The old monastery of San Juan de Ortega is a Romanesque monument in Barrios de Colina, in the province of Burgos, Spain.

==History==

Located on the old Camiño Francés, it is commonly believed that the monastery was built by Saint John of Ortega himself, with the help of his friend and fellow saint, Domingo de la Calzada, around 1142 as a help point to the pilgrims who walked to Santiago de Compostela along the Way of Saint James. The monastery was originally staffed by a community of Augustinian canons.

The monastery belonged to the Order of Los Jerónimos from 1432 until the 1835, when the monastery was disbanded. During their tenure, the monks developed a pharmacy known throughout the area. In the sixteenth century, the hospice had room for sixteen beds. At one time a welcomed refuge for pilgrims, over time the area declined and the monastery was abandoned in the nineteenth century, with the local farmers using the church as a barn for hay.

The hamlet is very small and sparsely inhabited. With the increase in pilgrims along the Camino since the 1980s, the former monastery has undergone some gradual restoration.

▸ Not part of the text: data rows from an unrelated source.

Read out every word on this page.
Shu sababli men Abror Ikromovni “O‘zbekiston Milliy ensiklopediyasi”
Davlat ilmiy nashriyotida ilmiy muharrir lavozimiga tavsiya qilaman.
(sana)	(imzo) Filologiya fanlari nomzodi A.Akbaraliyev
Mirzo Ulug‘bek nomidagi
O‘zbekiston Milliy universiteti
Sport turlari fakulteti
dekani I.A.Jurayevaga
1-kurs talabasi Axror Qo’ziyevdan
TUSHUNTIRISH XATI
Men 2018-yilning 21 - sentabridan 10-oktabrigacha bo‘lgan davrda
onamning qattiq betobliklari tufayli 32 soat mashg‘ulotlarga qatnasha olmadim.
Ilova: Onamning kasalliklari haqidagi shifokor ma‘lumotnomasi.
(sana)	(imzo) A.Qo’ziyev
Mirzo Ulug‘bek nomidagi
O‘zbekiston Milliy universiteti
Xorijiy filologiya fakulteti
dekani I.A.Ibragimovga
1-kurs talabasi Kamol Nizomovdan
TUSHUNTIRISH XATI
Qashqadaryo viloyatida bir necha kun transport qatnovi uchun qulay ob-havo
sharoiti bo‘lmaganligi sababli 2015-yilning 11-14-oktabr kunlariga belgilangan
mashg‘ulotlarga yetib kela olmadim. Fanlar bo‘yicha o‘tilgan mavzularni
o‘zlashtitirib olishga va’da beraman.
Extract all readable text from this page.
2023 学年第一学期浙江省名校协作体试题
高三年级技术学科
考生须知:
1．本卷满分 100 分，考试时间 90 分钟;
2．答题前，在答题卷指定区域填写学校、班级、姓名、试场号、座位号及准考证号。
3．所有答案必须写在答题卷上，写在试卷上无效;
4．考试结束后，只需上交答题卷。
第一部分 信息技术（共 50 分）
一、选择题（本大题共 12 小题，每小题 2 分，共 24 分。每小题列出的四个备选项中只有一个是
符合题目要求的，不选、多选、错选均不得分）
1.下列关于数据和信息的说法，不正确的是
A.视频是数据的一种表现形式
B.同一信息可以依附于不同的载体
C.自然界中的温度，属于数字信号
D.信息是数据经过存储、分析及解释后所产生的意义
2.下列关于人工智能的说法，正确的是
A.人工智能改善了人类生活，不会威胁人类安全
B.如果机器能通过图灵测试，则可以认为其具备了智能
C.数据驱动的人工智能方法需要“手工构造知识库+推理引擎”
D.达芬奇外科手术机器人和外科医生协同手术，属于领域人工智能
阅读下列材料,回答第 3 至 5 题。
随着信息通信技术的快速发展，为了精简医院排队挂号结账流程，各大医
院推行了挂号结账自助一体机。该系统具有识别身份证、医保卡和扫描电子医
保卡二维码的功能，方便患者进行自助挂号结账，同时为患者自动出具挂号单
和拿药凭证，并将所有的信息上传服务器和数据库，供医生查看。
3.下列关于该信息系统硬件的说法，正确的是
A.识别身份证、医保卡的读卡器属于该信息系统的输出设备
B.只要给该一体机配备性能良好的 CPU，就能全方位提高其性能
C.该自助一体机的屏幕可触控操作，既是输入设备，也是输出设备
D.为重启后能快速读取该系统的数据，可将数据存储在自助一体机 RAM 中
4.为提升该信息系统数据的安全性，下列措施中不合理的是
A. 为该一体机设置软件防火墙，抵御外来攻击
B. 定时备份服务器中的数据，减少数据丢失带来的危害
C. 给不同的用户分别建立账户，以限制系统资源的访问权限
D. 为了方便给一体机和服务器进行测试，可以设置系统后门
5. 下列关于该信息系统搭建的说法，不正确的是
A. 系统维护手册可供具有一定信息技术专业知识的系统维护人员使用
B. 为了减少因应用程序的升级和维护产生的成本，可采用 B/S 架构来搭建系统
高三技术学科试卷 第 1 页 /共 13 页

A portion of the premises has been fitted out as a albergue with fifty beds. The monastery has a café where pilgrims can rest and eat.

==Architecture==
The church is an example of late Romanesque art, constructed during the 12th and 13th centuries. The oldest part of the church is the three twelfth century apses, built either by or under the direction of St John. Isabella I of Castile had Juan de Colonia, architect of Burgos Cathedral, add Gothic arches in the fifteenth century. She also financed construction of the Chapel of St Nicholas.

The illustrated capitals deserve special mention, as well as the tomb of the Saint, in the crypt.

===Equinox===
Every year on the equinox in March and September there is a phenomenon involving light which penetrates through a small window placed in the main façade. At 5 pm (solar time) a small beam of light illuminates the Annunciation of the Virgin Mary, sculpted in stone in the top of a pillar.